The NSS used paid provocateurs to attack peaceful demonstrators and on-duty officers committed arson on a public building. Acting on orders arranged by Gayyoom, Anbaree, Mohamed 22 Zahir and Adam Zahir, the NSS systematically beat non-violent people all over Male' and dragged prominent reformists and their families from their houses. The arrested people were beaten viciously with wood and metal instruments and locked in solitary confinement. They were tortured and sometimes raped and poisoned. Many of them have still not been released.
Anbaree Abdul Sattar and Aneesa Ahmed
The violence that saturates Anbaree's career has been apparent in at least one personal relationship as well. Angry about rumours of an affair between his then wife Aneesa Ahmed and another prominent Maldivian man, Anbaree in full military uniform attacked Aneesa and kicked her with his army boots, fracturing her pelvis. Aneesa and Anbaree were divorced within days of this assault. Privately Aneesa denies there was any 'affair'; she also claims that Anbaree enjoyed burning her with cigarette butts.

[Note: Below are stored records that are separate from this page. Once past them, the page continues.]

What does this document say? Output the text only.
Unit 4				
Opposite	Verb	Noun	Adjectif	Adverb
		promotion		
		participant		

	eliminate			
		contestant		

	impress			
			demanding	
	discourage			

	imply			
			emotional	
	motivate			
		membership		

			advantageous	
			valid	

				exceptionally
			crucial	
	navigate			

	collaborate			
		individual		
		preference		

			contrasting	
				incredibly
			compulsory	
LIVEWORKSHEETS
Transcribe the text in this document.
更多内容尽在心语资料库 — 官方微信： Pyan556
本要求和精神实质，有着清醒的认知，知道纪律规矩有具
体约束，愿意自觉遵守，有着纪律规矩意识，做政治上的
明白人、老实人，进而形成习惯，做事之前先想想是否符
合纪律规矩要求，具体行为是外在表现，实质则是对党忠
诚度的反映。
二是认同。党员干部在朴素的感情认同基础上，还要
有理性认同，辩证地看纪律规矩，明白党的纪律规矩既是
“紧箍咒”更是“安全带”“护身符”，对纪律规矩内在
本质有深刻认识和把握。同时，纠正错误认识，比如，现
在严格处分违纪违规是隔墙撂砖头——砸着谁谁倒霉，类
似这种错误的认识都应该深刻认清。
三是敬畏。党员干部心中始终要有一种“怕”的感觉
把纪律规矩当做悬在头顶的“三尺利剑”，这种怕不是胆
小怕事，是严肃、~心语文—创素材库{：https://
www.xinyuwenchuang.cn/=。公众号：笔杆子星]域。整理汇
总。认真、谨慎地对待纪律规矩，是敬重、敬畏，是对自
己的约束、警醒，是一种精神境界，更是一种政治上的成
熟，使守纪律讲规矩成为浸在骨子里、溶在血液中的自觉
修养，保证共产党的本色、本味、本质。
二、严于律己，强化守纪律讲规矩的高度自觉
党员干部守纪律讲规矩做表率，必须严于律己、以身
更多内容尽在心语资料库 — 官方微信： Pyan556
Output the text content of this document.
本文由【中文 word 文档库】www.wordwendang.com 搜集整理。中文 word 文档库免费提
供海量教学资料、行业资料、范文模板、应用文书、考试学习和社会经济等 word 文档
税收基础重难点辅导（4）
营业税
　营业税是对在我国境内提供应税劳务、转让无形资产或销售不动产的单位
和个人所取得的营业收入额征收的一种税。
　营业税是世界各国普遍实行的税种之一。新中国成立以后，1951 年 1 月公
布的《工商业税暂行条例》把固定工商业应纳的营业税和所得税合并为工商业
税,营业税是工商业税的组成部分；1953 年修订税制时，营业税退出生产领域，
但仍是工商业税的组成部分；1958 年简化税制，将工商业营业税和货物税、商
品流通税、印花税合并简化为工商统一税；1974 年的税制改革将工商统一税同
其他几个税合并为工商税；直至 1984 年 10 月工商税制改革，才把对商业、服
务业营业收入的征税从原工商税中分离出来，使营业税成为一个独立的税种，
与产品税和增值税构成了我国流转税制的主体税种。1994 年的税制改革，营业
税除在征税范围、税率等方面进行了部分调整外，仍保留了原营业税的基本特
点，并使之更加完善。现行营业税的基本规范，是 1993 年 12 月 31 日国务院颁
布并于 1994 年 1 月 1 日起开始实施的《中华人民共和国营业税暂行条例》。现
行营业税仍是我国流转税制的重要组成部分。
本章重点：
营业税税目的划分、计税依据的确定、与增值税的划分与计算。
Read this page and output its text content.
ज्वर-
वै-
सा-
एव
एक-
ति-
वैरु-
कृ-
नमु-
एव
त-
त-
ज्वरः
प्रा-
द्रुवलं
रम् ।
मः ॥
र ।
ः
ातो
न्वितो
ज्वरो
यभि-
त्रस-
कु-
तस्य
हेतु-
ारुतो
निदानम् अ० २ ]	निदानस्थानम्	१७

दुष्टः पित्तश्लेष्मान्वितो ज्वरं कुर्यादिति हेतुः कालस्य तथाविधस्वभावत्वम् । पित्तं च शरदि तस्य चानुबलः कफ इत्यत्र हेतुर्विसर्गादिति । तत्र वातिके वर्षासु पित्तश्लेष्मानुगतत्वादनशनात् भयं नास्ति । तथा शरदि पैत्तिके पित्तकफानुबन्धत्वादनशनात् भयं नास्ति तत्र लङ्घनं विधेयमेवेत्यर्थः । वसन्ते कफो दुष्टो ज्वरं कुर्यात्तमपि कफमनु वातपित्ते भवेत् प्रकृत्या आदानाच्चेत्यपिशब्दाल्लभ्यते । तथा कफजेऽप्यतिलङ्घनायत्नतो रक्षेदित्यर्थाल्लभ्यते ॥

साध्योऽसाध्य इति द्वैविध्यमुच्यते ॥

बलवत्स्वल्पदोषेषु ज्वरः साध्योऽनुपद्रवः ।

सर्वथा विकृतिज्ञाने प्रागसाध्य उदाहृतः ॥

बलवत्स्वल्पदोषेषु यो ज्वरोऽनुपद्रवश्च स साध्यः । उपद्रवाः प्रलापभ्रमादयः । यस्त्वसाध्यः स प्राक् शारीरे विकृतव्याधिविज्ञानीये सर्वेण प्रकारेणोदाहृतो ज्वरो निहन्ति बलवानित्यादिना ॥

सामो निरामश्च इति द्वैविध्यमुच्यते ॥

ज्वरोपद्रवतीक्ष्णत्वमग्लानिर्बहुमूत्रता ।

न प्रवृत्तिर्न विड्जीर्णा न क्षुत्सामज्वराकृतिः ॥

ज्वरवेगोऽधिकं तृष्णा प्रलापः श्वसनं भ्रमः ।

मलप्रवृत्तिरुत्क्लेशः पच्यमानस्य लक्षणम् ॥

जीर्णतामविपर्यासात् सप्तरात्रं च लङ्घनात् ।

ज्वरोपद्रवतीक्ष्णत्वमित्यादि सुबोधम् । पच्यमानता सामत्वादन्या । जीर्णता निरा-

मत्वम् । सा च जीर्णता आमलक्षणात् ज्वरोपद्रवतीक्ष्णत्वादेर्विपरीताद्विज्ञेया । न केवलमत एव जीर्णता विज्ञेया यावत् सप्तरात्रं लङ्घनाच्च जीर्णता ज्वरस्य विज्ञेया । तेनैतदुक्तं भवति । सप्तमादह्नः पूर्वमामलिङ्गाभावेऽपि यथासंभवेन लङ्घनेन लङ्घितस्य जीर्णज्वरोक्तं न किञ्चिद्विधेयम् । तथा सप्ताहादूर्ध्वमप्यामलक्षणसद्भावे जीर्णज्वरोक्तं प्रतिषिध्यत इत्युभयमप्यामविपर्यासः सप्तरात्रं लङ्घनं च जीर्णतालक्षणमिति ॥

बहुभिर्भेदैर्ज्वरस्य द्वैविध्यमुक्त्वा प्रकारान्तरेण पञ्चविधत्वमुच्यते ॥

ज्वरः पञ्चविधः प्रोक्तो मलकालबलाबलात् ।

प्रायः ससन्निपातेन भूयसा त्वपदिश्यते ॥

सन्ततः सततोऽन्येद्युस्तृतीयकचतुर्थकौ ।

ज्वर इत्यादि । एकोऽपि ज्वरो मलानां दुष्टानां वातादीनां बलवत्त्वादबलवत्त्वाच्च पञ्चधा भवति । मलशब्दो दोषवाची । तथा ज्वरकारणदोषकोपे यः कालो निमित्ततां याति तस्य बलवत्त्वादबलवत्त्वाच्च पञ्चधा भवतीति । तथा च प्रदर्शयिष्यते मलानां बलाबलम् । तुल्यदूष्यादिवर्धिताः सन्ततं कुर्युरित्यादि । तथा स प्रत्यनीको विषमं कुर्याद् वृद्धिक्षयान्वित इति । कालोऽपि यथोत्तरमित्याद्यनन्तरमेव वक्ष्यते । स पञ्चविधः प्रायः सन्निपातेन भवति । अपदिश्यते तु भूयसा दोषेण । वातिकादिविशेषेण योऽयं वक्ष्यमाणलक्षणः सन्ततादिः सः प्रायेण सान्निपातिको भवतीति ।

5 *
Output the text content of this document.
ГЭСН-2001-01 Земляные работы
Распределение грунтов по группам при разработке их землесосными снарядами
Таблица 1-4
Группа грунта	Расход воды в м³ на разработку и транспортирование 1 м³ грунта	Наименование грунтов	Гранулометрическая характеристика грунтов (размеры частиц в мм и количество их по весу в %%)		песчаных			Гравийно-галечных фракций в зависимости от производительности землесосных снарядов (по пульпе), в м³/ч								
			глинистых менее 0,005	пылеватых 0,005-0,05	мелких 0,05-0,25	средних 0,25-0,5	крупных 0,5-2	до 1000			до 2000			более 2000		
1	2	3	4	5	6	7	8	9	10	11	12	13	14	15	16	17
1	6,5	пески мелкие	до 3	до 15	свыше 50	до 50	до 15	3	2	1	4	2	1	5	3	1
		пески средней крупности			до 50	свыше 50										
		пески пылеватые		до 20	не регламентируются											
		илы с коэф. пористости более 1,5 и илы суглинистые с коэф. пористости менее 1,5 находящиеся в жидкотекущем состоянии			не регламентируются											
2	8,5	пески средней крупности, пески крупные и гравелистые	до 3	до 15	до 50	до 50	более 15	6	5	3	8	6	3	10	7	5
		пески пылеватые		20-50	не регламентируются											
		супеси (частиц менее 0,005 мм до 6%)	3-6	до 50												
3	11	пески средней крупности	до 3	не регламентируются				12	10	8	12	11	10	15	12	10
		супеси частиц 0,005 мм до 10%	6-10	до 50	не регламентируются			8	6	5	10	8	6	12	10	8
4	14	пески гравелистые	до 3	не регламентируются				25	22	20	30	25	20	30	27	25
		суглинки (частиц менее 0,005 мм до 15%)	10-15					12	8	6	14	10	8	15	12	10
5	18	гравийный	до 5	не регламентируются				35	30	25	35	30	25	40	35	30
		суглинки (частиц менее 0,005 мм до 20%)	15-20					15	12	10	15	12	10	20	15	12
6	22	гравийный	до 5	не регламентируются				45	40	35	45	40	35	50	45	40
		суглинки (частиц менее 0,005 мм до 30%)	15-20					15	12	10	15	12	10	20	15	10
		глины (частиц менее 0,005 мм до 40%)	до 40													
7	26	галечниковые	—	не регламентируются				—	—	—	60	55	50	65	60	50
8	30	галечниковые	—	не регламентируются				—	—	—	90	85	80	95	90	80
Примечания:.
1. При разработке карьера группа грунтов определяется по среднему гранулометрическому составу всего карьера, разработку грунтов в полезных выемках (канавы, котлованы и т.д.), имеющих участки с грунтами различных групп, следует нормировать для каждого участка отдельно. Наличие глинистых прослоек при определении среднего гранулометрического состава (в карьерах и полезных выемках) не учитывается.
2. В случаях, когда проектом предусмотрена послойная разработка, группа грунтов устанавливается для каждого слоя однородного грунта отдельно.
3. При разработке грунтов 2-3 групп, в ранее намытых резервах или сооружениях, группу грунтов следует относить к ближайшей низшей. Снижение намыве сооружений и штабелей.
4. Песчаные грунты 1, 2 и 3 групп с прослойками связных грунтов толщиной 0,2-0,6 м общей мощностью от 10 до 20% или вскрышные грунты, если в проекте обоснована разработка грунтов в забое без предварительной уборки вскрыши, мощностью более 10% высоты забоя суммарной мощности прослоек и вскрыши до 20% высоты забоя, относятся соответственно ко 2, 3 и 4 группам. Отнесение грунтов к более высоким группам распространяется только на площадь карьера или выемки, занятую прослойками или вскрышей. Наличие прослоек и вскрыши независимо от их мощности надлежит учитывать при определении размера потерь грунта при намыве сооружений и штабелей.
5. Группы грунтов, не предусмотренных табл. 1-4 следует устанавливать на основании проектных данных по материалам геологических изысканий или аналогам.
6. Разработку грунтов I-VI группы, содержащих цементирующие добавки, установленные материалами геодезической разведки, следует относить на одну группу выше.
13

Aneesa Ahmed is the new Minister of Health in Maldives, after holding the Minister for Women portfolio for several years. Although paedophilia has been tackled by the Maldives government in recent years, domestic violence and the NSS's role in a culture of torture remain taboo subjects in the Maldive media.
Anbaree Abdul Sattar and Air Maldives
Despite a booming tourism industry where hundreds of thousands of tourists visit the country each year for luxury holidays, Air Maldives ended in bankruptcy in 2000 under the directorship of Anbaree Abdul Sattar. He was the most important Maldivian on the airlines' board.
'Air Maldives was created in 1994 as a joint venture between the government and Tajudin Ramli's holding company, Naluri, which paid $8 million for a 49% stake,' wrote Alkman Granitsas in the Far Eastern Economic Review (7 December 2000).
According to Granitsas, 40% of Maldives GDP and 70% of government revenues come from the tourism industry. Air Maldives had collapsed without Maldives media or government comment in April 2000.
'After just six years in the air and with only a handful of aircraft, the tiny carrier sank under estimated losses of between US$50 million and US$70 million,' Granitsas continued. 'Business confidence has plummeted and there has been a run on the Maldivian rufiyaa. Foreign currency has almost vanished from the islands and the Bank of Maldives could be facing a dollar shortage. Allegations of mismanagement and corruption at the airline have surfaced and at least one government official has resigned in protest. "The current economic crisis can be partly attributed to the collapse of Air Maldives," says Husnu Al Suood, a lawyer representing Airbus in the Maldives.'
Granitsas claimed the company's final mistake was a dubious leasing decision: 'Late in 1999, Air Maldives leased three Airbus A310 aircraft for long-haul routes, including one to London. But the route was never commercially viable, the leases cost over $1 million per month and the losses started to multiply. On March 1, Air Maldives ceased all international operations. A month-and-a-half later, the carrier closed down for good.'
There was no public inquiry into the causes of Air Maldives' demise. Anbaree quietly abandoned his Air Maldives responsibilities and concentrated on spying and other NSS duties. When Mohamed Nasheed, now a senior overseas member for the Maldivian Democratic Party, raised the scandal of the Air Maldives collapse in parliament, he found himself imprisoned on fake charges, exiled and stripped of his Majlis seat.